All three main political parties insisted at election time that frontline services for healthcare would be protected from spending cuts. This suited the Conservatives at the time with health an issue on which the public trusted Labour more. However, health expenditure has grown to more than 9% of GDP and around 20% of public spending. Does it still make sense to continue to ring-fence Health (and overseas aid), when this means that non-protected government departments face 25% real cuts on average by the end of this parliament? Indeed, if in addition Education and Defence are each limited to 10% cuts, real cuts elsewhere could reach 33%. This places a heavy burden on Welfare reform and Ian Duncan Smith the Work and Pensions Secretary, who has soon to outline a programme to start to make work pay for millions of people solely dependent on benefits, whilst making savings elsewhere. He has already announced plans to phase out the default retirement age and raise the State Pension age to 66 by 2016. Couples and lone parents will also have to downsize when their children leave home and housing benefits will be cut.
The tax increases and spending cuts announced by George Osborne add up to £40 billion by 2014/15 and, according to the Institute of Fiscal Studies (IFS), £52 billion by 2015/16. However, he did not mention that his £40 billion will account for only 35% of the planned austerity programme for the next four years, the majority already laid out for him by Alistair Darling, the former Chancellor, to cut the deficit by £73 billion by 2014/15, including a 60% drop in public sector net investment although Labour had not carried out a detailed spending review of where these cuts might apply. Thus Alistair Darling was still able to state in the Commons that the cuts could not be carried out in this form and leave the Tories with their reputation for heartlessness, unless e.g. Ian Duncan Smith and his coalition team can convince the country otherwise through their actions and by more temperate language than in the past, that there is indeed some light at the end of the tunnel.
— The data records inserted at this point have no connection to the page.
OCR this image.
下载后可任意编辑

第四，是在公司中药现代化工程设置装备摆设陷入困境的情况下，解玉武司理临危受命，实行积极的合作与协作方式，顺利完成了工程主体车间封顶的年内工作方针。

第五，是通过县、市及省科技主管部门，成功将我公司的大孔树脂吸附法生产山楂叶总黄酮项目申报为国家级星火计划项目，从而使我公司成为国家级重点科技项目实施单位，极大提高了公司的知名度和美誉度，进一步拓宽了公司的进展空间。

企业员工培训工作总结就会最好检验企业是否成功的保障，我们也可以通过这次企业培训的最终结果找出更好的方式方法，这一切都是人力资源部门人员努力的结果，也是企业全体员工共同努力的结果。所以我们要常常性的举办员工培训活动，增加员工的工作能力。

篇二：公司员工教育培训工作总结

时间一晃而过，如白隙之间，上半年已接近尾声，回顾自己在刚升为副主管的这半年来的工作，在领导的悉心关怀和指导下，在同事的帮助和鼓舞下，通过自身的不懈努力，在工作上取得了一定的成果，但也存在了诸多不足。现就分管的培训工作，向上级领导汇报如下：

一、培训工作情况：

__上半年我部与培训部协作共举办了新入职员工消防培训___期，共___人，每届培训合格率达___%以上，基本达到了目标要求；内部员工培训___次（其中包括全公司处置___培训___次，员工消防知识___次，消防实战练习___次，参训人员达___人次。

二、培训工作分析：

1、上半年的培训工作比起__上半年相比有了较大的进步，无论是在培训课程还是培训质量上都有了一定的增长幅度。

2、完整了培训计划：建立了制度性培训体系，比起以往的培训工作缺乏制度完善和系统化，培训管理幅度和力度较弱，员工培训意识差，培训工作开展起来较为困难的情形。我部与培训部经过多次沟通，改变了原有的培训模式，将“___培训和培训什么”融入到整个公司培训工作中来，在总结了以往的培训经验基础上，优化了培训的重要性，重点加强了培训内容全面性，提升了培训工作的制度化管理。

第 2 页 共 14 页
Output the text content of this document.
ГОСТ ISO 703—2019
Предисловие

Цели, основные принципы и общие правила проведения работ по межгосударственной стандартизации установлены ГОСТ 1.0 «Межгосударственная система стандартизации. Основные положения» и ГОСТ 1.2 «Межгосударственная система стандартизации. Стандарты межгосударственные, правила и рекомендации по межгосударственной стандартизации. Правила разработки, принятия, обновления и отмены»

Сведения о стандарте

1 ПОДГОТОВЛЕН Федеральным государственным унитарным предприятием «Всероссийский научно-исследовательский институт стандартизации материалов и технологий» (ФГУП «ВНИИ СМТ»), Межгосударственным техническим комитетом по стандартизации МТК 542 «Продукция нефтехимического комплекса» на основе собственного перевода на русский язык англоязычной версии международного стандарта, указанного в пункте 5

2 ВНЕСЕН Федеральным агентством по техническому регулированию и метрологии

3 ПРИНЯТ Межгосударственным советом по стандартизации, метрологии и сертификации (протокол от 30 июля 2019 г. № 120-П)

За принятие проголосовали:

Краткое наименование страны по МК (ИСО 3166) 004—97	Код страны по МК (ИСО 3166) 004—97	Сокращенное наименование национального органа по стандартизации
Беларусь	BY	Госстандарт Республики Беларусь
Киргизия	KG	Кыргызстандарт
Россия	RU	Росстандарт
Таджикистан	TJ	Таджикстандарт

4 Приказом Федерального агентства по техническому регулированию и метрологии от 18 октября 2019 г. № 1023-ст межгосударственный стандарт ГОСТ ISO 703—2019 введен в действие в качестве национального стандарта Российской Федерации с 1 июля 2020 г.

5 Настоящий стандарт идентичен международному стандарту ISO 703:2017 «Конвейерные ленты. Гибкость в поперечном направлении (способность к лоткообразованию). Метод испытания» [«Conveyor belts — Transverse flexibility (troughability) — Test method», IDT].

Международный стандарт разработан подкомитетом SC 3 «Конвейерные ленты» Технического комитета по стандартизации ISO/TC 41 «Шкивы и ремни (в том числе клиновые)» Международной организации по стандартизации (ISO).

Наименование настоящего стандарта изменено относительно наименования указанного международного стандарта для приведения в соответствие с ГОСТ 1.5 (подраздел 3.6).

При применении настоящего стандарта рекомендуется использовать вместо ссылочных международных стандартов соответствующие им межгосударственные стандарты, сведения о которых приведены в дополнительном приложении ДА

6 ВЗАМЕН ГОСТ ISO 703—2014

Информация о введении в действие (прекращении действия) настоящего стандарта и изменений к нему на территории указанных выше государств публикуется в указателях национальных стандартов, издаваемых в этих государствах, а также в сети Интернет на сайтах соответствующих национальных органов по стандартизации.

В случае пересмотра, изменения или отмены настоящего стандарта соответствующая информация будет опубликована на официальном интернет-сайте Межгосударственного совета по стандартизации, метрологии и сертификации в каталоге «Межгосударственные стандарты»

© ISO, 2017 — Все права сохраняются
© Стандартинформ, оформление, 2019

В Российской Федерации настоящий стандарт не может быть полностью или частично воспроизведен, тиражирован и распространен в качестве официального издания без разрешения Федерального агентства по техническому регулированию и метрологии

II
On one hand, the independent Office for Budget Responsibility (OBR) forecasts that with growth increasing to an average 2.75% per year, employment reaching over 30 million and unemployment correspondingly falling, and with inflation within the Bank of England target of 2%, the deficit will be eliminated. At the other extreme, there is a double-dip recession because of the state of the worldwide economy and public borrowing will be 6% of GDP by the end of this parliament. Put another way, either the private sector runs down the short term surpluses it has built up from temporary retrenchment during the recession and becomes the prime driver of growth (as foreseen by the coalition), or it has moved into a protective mode of long term financial surplus with the public sector then forced to run a deficit to compensate, as in the stagnating Japanese economy of the past decade.